Lima pemanah putra dan lima pemanah putri tengah digenjot dalam latihan rutin di lapangan SMP 15. Enam pemanah lain untuk melengkapi 16 pemanah yang akan mewakili Semarang pada Perprov tahun depan akan diambil dari atlet yang menonjol pada klub panahan setempat.

Perpani Semarang yakin pada 2018 nanti akan mampu berbicara banyak. Pasalnya para pemanah yang ditunjuk telah mencapai hasil yang baik dalam beberapa kejuaraan.

“Untuk mendukung itu, kami juga merancang agenda try out bagi atlet.
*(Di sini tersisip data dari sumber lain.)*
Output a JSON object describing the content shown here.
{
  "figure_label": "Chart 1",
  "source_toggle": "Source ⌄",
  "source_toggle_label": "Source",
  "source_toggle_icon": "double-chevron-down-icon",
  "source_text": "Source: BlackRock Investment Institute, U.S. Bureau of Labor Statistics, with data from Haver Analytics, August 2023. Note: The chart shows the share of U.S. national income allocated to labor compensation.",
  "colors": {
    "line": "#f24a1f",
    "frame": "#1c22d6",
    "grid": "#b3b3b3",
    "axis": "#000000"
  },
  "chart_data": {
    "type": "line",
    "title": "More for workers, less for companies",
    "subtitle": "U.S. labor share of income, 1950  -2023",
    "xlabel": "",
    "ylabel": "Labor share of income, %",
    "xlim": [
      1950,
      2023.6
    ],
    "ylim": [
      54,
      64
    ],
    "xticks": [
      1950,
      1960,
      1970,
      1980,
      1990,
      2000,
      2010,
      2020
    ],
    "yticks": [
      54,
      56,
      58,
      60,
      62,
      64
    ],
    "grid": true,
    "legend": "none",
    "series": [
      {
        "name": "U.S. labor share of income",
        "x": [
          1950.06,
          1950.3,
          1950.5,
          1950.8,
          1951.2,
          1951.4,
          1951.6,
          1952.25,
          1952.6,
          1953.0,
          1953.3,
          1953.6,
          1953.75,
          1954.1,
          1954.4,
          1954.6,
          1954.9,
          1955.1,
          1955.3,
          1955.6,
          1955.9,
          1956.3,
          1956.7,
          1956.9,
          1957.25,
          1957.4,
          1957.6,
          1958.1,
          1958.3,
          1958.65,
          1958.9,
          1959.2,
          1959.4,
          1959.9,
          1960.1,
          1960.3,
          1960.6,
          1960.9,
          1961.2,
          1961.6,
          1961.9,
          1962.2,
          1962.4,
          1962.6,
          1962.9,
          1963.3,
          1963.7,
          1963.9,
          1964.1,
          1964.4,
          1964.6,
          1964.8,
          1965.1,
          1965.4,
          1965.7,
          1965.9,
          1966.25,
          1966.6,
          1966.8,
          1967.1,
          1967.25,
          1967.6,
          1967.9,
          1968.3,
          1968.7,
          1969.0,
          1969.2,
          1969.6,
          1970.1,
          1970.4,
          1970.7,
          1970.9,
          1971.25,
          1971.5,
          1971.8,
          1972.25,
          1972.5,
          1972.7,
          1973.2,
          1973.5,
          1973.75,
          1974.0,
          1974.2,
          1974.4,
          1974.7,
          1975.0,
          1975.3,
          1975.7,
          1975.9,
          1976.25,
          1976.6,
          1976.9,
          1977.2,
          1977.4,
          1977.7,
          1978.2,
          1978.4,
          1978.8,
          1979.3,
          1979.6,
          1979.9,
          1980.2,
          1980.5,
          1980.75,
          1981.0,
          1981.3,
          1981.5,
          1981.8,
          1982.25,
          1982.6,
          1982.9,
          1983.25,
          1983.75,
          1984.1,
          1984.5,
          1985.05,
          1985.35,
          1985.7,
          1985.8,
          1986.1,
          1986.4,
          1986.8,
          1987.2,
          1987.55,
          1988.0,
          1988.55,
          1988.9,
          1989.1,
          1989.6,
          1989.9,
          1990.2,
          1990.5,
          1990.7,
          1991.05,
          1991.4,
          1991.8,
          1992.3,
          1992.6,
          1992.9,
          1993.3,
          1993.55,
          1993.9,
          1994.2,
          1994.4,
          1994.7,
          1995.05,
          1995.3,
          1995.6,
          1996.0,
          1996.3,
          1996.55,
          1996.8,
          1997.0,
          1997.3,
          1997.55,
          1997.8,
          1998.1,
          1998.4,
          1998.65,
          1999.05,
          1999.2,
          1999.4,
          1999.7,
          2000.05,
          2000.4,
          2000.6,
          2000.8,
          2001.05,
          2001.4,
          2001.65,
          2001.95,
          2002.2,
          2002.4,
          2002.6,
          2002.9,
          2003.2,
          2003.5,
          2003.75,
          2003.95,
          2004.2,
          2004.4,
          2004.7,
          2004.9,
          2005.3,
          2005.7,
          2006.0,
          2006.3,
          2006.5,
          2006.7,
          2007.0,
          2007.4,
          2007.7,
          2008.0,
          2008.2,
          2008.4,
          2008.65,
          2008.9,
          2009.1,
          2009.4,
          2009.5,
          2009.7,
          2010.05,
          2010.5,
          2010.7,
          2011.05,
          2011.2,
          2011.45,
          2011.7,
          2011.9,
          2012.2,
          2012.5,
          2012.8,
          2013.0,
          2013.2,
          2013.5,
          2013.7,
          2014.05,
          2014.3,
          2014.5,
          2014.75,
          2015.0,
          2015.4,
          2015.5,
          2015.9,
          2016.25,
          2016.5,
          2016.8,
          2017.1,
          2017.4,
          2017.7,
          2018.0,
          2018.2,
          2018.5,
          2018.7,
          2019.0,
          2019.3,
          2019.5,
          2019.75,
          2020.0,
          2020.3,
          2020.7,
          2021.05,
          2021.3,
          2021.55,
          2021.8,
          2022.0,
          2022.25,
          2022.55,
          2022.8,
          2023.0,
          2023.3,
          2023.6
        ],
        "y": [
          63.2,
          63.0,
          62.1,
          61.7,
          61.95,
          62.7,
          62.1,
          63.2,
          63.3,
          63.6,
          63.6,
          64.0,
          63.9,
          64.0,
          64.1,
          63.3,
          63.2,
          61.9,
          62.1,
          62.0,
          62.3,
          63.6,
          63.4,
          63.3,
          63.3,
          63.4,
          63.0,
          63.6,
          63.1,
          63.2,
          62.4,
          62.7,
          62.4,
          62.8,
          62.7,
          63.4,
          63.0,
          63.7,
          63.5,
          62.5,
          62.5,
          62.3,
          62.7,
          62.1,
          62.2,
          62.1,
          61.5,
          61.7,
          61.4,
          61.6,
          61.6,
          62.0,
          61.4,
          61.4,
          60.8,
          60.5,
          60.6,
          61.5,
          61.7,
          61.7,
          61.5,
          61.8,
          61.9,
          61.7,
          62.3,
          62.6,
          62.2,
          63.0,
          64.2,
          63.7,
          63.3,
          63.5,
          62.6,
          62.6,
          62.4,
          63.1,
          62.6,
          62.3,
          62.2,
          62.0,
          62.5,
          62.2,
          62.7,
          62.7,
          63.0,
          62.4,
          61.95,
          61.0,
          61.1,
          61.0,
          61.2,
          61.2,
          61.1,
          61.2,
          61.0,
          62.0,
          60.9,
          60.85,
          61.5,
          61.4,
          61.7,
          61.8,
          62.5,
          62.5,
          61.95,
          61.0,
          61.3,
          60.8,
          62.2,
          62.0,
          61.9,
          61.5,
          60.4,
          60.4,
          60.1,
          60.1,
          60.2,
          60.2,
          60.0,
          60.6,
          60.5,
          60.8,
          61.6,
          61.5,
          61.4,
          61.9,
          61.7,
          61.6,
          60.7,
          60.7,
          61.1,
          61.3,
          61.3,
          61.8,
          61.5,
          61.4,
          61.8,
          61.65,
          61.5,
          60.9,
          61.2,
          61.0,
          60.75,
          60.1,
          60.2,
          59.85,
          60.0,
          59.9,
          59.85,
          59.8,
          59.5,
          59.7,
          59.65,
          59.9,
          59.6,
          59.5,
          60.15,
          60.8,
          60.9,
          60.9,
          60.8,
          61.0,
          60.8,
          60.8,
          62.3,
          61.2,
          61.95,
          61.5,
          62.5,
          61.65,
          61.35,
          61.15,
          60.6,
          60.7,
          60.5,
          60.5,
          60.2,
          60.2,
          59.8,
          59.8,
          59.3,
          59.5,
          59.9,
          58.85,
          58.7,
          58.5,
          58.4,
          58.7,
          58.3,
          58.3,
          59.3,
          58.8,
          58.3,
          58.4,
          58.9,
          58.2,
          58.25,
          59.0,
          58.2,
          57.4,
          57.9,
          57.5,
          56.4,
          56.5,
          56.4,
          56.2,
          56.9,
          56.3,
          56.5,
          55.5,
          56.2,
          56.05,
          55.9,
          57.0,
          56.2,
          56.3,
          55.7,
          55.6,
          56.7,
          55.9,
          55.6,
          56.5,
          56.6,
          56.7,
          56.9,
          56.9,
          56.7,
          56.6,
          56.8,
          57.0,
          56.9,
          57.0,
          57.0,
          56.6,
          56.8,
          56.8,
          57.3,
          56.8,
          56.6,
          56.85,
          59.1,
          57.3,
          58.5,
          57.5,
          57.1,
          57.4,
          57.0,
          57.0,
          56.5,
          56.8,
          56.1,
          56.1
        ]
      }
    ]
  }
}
Terdekat, mereka akan terjun pada Kejurnas Panahan di Yogyakarta. Program uji coba ini sangat penting untuk menambah pengalaman bertanding pemanah. Kini kami mengandalkan pemanah muda untuk pra-porprov,” kata Sigid.

Program uji coba tersebut dilakukan untuk mengukur kemampuan atlet selama latihan. Selain melatih akurasi, pemanah juga menjalani latihan fisik untuk membentuk otot lengan, sehingga menghasilkan bentangan yang maksimal.

Uji coba tersebut untuk mengukur kemampuan atlet selama menjalani latihan. Pihaknya masih menunggu waktu dan tempat pelaksanaan babak kualifikasi Porprov Jateng 2018 nanti. Selain fokus pada akurasi, pemanah juga menjalani latihan fisik. Tujuannya untuk membentuk otot lengan, sehingga menghasilkan bentangan yang maksimal.

“Akurasi sangat dipengaruhi pada kekuatan otot lengan. Secara perlahan, kami membentuk otot pemanah dibarengi dengan teknik,” jelasnya.